This year, I’ve been giving you obscure adds for your desperate teams. Loyal readers who read the whole article also find that, at the bottom, I give you a “sell” tip. Sometimes, the most effective thing we can do for our fantasy teams isn’t adding a new player, but benching your struggling high draft pick. But my confirmation bias, you shout, staring at your 2019 league winning team on Yahoo’s history page. Miguel Sano is due! Me too, bro. One day I’ll return to my 30 homer power and you’ll be drafting me in leagues again. But until then, you need to cut your dead weight — is it gauche to say that right after name-dropping Miguel Sano? Instead of thinking of the past, you can think about all that sweet, hot second half action.

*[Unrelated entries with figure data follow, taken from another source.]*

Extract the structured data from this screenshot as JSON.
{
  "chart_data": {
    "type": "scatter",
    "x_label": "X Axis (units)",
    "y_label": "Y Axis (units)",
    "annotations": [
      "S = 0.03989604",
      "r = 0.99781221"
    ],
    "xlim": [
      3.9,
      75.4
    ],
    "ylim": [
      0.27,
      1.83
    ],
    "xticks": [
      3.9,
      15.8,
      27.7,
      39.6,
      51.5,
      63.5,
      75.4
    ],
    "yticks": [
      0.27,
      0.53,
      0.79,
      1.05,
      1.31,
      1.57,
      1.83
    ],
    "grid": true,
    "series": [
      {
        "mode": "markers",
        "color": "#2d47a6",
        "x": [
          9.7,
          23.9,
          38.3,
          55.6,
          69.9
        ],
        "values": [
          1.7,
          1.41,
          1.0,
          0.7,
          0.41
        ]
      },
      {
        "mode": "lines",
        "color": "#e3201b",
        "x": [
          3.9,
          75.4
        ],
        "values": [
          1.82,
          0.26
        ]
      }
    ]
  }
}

To celebrate the Fourth of July this week, I’m giving you a whole article on “sell” options — let’s get your roster ready for the next big thing!
I’m The Problem — It’s Me:
Triston McKenzie (CLE, SP, 78% Rostered): Gave you the sell earlier in the year, but now your hand is forced. McKenzie got sent to the minors to sort out his weak elbow. McKenzie opted to rehab injured ligaments in his elbow rather than undergo immediate Tommy John surgery. You might remember Jacob deGrom did that as well, before eventually undergoing surgery and hitting the fantasy bench. Over the last month, McKenzie’s ERA hovered around 8.60 before soaring to 14.09 over his last three starts, where he walked more batters (11) than he struck out (9). The move to Triple-A allows McKenzie to work on his health in a less stressful situation but also sends the message that “rehab” has a bit of a timeline. If McKenzie got TJ right about now, he’d be ready for spring training 2026, when he’d be 28 and lined up for free agency. I mean, I’m not a professional baseball agent type, but that seems pretty obvious to me. Either way, McKenzie is useless for your fantasy team, and it’s time to move on.
Nolan Jones (COL, OF, 100% Rostered): I mean, this is like shooting fish in a barrel. Also, why don’t we spell “barrel” like “Darrell”? Somebody ask ChatGPT for me — that’ll make you my AI’s ally. Jones actually hasn’t been awful over the last few weeks, with his bat heating up to a .250 average and a couple homers and a handful of RBIs/R. Over that same time period, Jesse Winker put up more counting stats and a better average and was totally free off the waiver wire. At least he was free until I featured him two weeks in a row — now he’s 99% rostered as he’s climbed into the Top 100 on the Player Rater. Where’s Nolan Jones after his “hot” streak? 696th. I’m not a math major, but there are 26 players on a daily roster, and 3o teams in the league, which is 780 players. I can point out that being the 696th best player in the league is not a good thing, but Jones defenders will still appear out of the woodwork. His K rate is still near 30%, he’s getting lucky in his BABIP, and he’s not stealing bases — there’s nothing to like about a weak-hitting OF who has negative value in every category. You do you on drop/trade/bench, but whatever the decision, Jones shouldn’t be in your starting lineup anymore.
Mike Trout (LAA, OF, 96% Rostered): This is more like a “Fantasy Schmohawk” take. There are bunch of managers out there licking their chops right now, sitting in first place and thinking, “Mike Trout comes back from the IL at the end of July, and Gerrit Cole will be ready then — fantasy playoffs, here I come!” Grey once joked about power hitters on crappy teams smacking 4o homers and finishing with 50 RBIs. Before injury, Trout had 10 dingers and 14 RBIs. Sigh. Reports say that Trout is “pain free” and expected back at the end of July, but he’s not running yet. I’m also not in pain when not running. Same probably goes for you. Also, your fantasy playoffs? You’re not gonna make them if you have a bad July, and Trout and his bad knees and no RBIs aren’t going to help that much in the playoff run. We all love a healthy Trout, but most of you aren’t in a place where he can hog your IL and then be useful as a HR-based UTIL. It’s like having Carlos Pena on your roster — if you’ve got RBI guys and average guys, you can afford to roster Trout in the second half. If you’re lagging in those areas, he won’t help. Did Carlos Pena help your roster in those lean years? There’s probably a bunch of readers who weren’t even born when Carlos Pena was a thing. And to think I rostered him on ESPN! ENYWHEY. Are the Angels really going to make a playoff run this year? Remember last year when they opted to keep Shohei Ohtani and try to make the playoffs? How’d that end up? Oh yeah, Ohtani got shut down, the Angels got no trade deadline goodies, and they were out of the playoff race in like the first week of August. History repeats itself, you know? Logically it makes no sense to keep marching Trout out there to captain the Quad-A squad that is the 2024 Angels. when they could let him get healthy for once this decade and give it a shot next year. That way, we can draft a healthy Trout in the third round again and then pretend to be totally surprised when he makes 250 plate appearances. I’d recommend trading Trout — which I believe is a UNESCO recognized cultural heritage practice — and letting some other manager take the risk.